Al Souza
Al Souza’s new paintings are apparently disjunctive. At first glance they look like overlays of unrelated images, and seem to depend on modish deconstructionist strategies. What they really require is that we retune our focus: it’s the whole rather than the parts that matters most here. These highly graphic renderings of disparate images have been executed in near-identical dimensions and superimposed upon one another. Looking at Souza’s paintings is like reading an onionskin edition of collated manuals, encyclopedias, comic books, or popular woodcuts. The visual intricacy of the conflations and the incipient dramas they suggest prompt you to want to beat the game, to psych out the scenario. Scanning these sweetly colored surfaces at a sometimes vertiginous speed is almost like playing Jeopardy: the facts are all here, but what is the question?
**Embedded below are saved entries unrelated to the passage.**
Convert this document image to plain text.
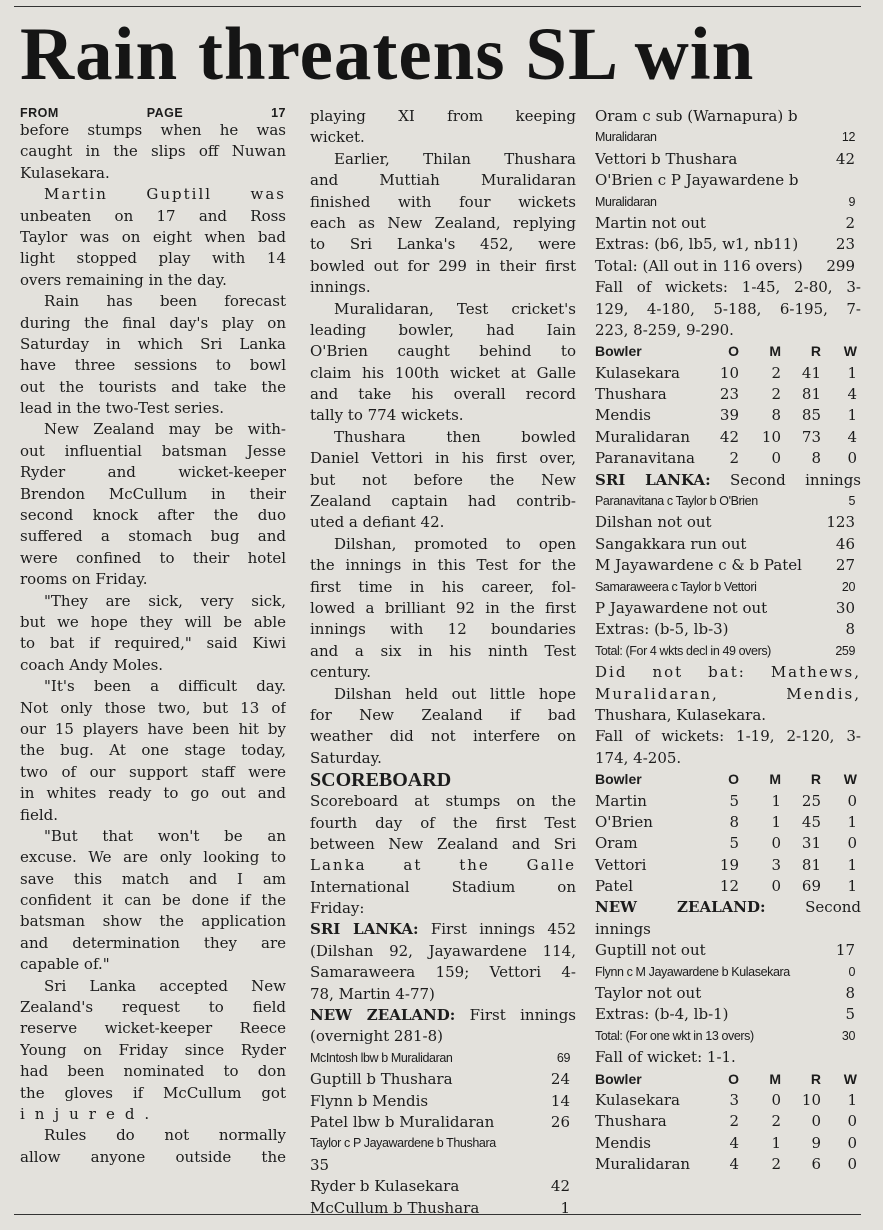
Rain threatens SL win
FROM PAGE 17
before stumps when he was
caught in the slips off Nuwan
Kulasekara.
Martin Guptill was
unbeaten on 17 and Ross
Taylor was on eight when bad
light stopped play with 14
overs remaining in the day.
Rain has been forecast
during the final day's play on
Saturday in which Sri Lanka
have three sessions to bowl
out the tourists and take the
lead in the two-Test series.
New Zealand may be with-
out influential batsman Jesse
Ryder and wicket-keeper
Brendon McCullum in their
second knock after the duo
suffered a stomach bug and
were confined to their hotel
rooms on Friday.
"They are sick, very sick,
but we hope they will be able
to bat if required," said Kiwi
coach Andy Moles.
"It's been a difficult day.
Not only those two, but 13 of
our 15 players have been hit by
the bug. At one stage today,
two of our support staff were
in whites ready to go out and
field.
"But that won't be an
excuse. We are only looking to
save this match and I am
confident it can be done if the
batsman show the application
and determination they are
capable of."
Sri Lanka accepted New
Zealand's request to field
reserve wicket-keeper Reece
Young on Friday since Ryder
had been nominated to don
the gloves if McCullum got
injured.
Rules do not normally
allow anyone outside the
playing XI from keeping
wicket.
Earlier, Thilan Thushara
and Muttiah Muralidaran
finished with four wickets
each as New Zealand, replying
to Sri Lanka's 452, were
bowled out for 299 in their first
innings.
Muralidaran, Test cricket's
leading bowler, had Iain
O'Brien caught behind to
claim his 100th wicket at Galle
and take his overall record
tally to 774 wickets.
Thushara then bowled
Daniel Vettori in his first over,
but not before the New
Zealand captain had contrib-
uted a defiant 42.
Dilshan, promoted to open
the innings in this Test for the
first time in his career, fol-
lowed a brilliant 92 in the first
innings with 12 boundaries
and a six in his ninth Test
century.
Dilshan held out little hope
for New Zealand if bad
weather did not interfere on
Saturday.
SCOREBOARD
Scoreboard at stumps on the
fourth day of the first Test
between New Zealand and Sri
Lanka at the Galle
International Stadium on
Friday:
SRI LANKA: First innings 452
(Dilshan 92, Jayawardene 114,
Samaraweera 159; Vettori 4-
78, Martin 4-77)
NEW ZEALAND: First innings
(overnight 281-8)
McIntosh lbw b Muralidaran	69
Guptill b Thushara	24
Flynn b Mendis	14
Patel lbw b Muralidaran	26
Taylor c P Jayawardene b Thushara
35
Ryder b Kulasekara	42
McCullum b Thushara	1
Oram c sub (Warnapura) b
Muralidaran	12
Vettori b Thushara	42
O'Brien c P Jayawardene b
Muralidaran	9
Martin not out	2
Extras: (b6, lb5, w1, nb11)	23
Total: (All out in 116 overs) 299
Fall of wickets: 1-45, 2-80, 3-
129, 4-180, 5-188, 6-195, 7-
223, 8-259, 9-290.
Bowler	O	M	R	W
Kulasekara	10	2	41	1
Thushara	23	2	81	4
Mendis	39	8	85	1
Muralidaran	42	10	73	4
Paranavitana	2	0	8	0
SRI LANKA: Second innings
Paranavitana c Taylor b O'Brien	5
Dilshan not out	123
Sangakkara run out	46
M Jayawardene c & b Patel 27
Samaraweera c Taylor b Vettori	20
P Jayawardene not out	30
Extras: (b-5, lb-3)	8
Total: (For 4 wkts decl in 49 overs)	259
Did not bat: Mathews,
Muralidaran, Mendis,
Thushara, Kulasekara.
Fall of wickets: 1-19, 2-120, 3-
174, 4-205.
Bowler	O	M	R	W
Martin	5	1	25	0
O'Brien	8	1	45	1
Oram	5	0	31	0
Vettori	19	3	81	1
Patel	12	0	69	1
NEW ZEALAND: Second
innings
Guptill not out	17
Flynn c M Jayawardene b Kulasekara	0
Taylor not out	8
Extras: (b-4, lb-1)	5
Total: (For one wkt in 13 overs)	30
Fall of wicket: 1-1.
Bowler	O	M	R	W
Kulasekara	3	0	10	1
Thushara	2	2	0	0
Mendis	4	1	9	0
Muralidaran	4	2	6	0
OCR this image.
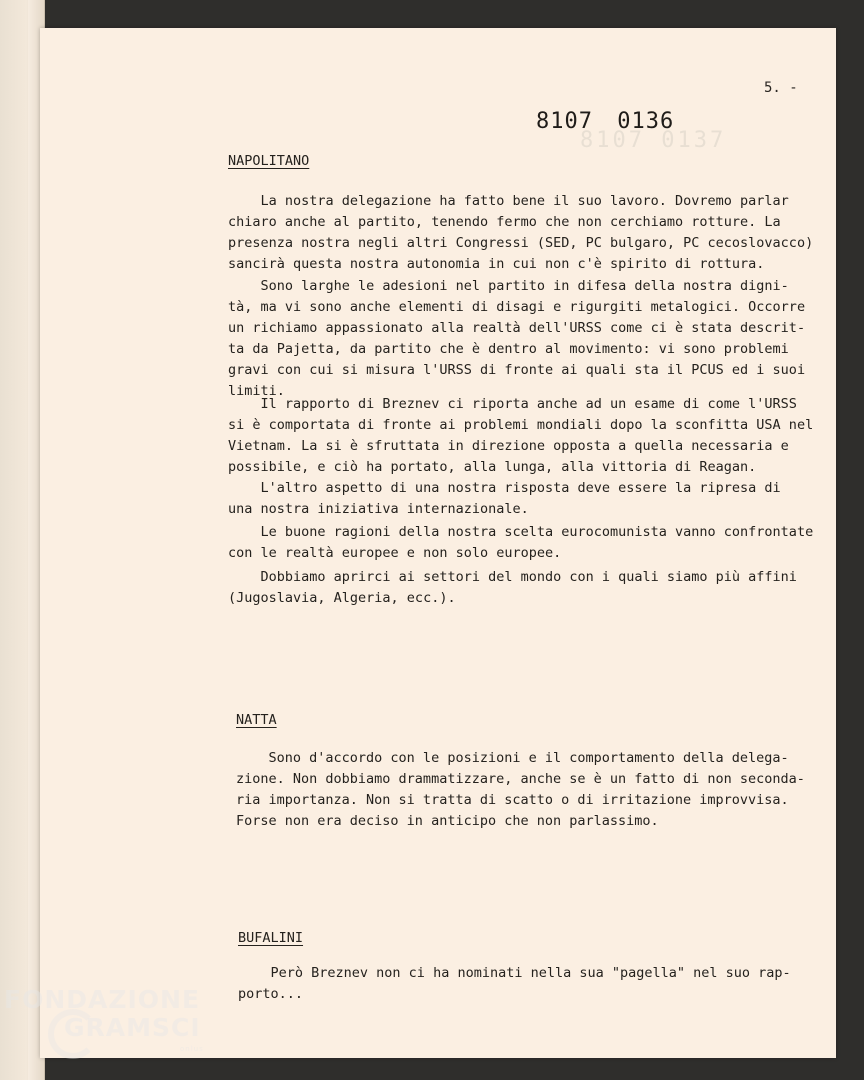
8107 0137
5. -
8107 0136
NAPOLITANO
La nostra delegazione ha fatto bene il suo lavoro. Dovremo parlar
chiaro anche al partito, tenendo fermo che non cerchiamo rotture. La
presenza nostra negli altri Congressi (SED, PC bulgaro, PC cecoslovacco)
sancirà questa nostra autonomia in cui non c'è spirito di rottura.
Sono larghe le adesioni nel partito in difesa della nostra digni-
tà, ma vi sono anche elementi di disagi e rigurgiti metalogici. Occorre
un richiamo appassionato alla realtà dell'URSS come ci è stata descrit-
ta da Pajetta, da partito che è dentro al movimento: vi sono problemi
gravi con cui si misura l'URSS di fronte ai quali sta il PCUS ed i suoi
limiti.
Il rapporto di Breznev ci riporta anche ad un esame di come l'URSS
si è comportata di fronte ai problemi mondiali dopo la sconfitta USA nel
Vietnam. La si è sfruttata in direzione opposta a quella necessaria e
possibile, e ciò ha portato, alla lunga, alla vittoria di Reagan.
L'altro aspetto di una nostra risposta deve essere la ripresa di
una nostra iniziativa internazionale.
Le buone ragioni della nostra scelta eurocomunista vanno confrontate
con le realtà europee e non solo europee.
Dobbiamo aprirci ai settori del mondo con i quali siamo più affini
(Jugoslavia, Algeria, ecc.).
NATTA
Sono d'accordo con le posizioni e il comportamento della delega-
zione. Non dobbiamo drammatizzare, anche se è un fatto di non seconda-
ria importanza. Non si tratta di scatto o di irritazione improvvisa.
Forse non era deciso in anticipo che non parlassimo.
BUFALINI
Però Breznev non ci ha nominati nella sua "pagella" nel suo rap-
porto...
FONDAZIONE
GRAMSCI
onlus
The discursive mode Souza favors, in which motifs are derived from secondhand sources and then deployed to exaggerate their mutual neutrality, is thoroughly familiar from the work of Sigmar Polke and David Salle. But Polke and Salle’s nonhierarchical arrangements suggest a paradigm for a valueless social order, whereas Souza insists on an acutely focused simultaneity of perception, leading purposefully, if obliquely, toward some moral insight. All his subjects are mutually informative; no matter how arbitrary they seem, their connectedness is subtly acknowledged. The frequent centrality or symmetry of organization, repetitions of major directional forms, and accumulations of signs and data hint at both syntax and stance.
In Ideological Swindle, 1987, a manic Jimmy Cricket fiddles on a cushy atomic cloud, flanked by a pipe-smoking painter and hat-holding bum and linked by the long horizontal of a U.S. bomber plane. The formal symmetry of the work reduces nuclear destruction to a decorative conceit. Wang, 1988, combines the woodcutlike image of a Dürer crucifixion with that of a radiant Chinese mask. But triads of circles interrupt the scene: three is Souza’s “unlucky number,” the throw of the dice into the arena of resurrection. In Mainstream, 1988, little boys swimming at summer camp are encoiled in the swirls of a weather map, and arrested under a diagram instructing Japanese in the proper use of Western toilets. The rationalized order of the composition is a foil to the irrefutable evidence of contamination. Souza is playing Jonathan Swift with the Boy Scouts Handbook.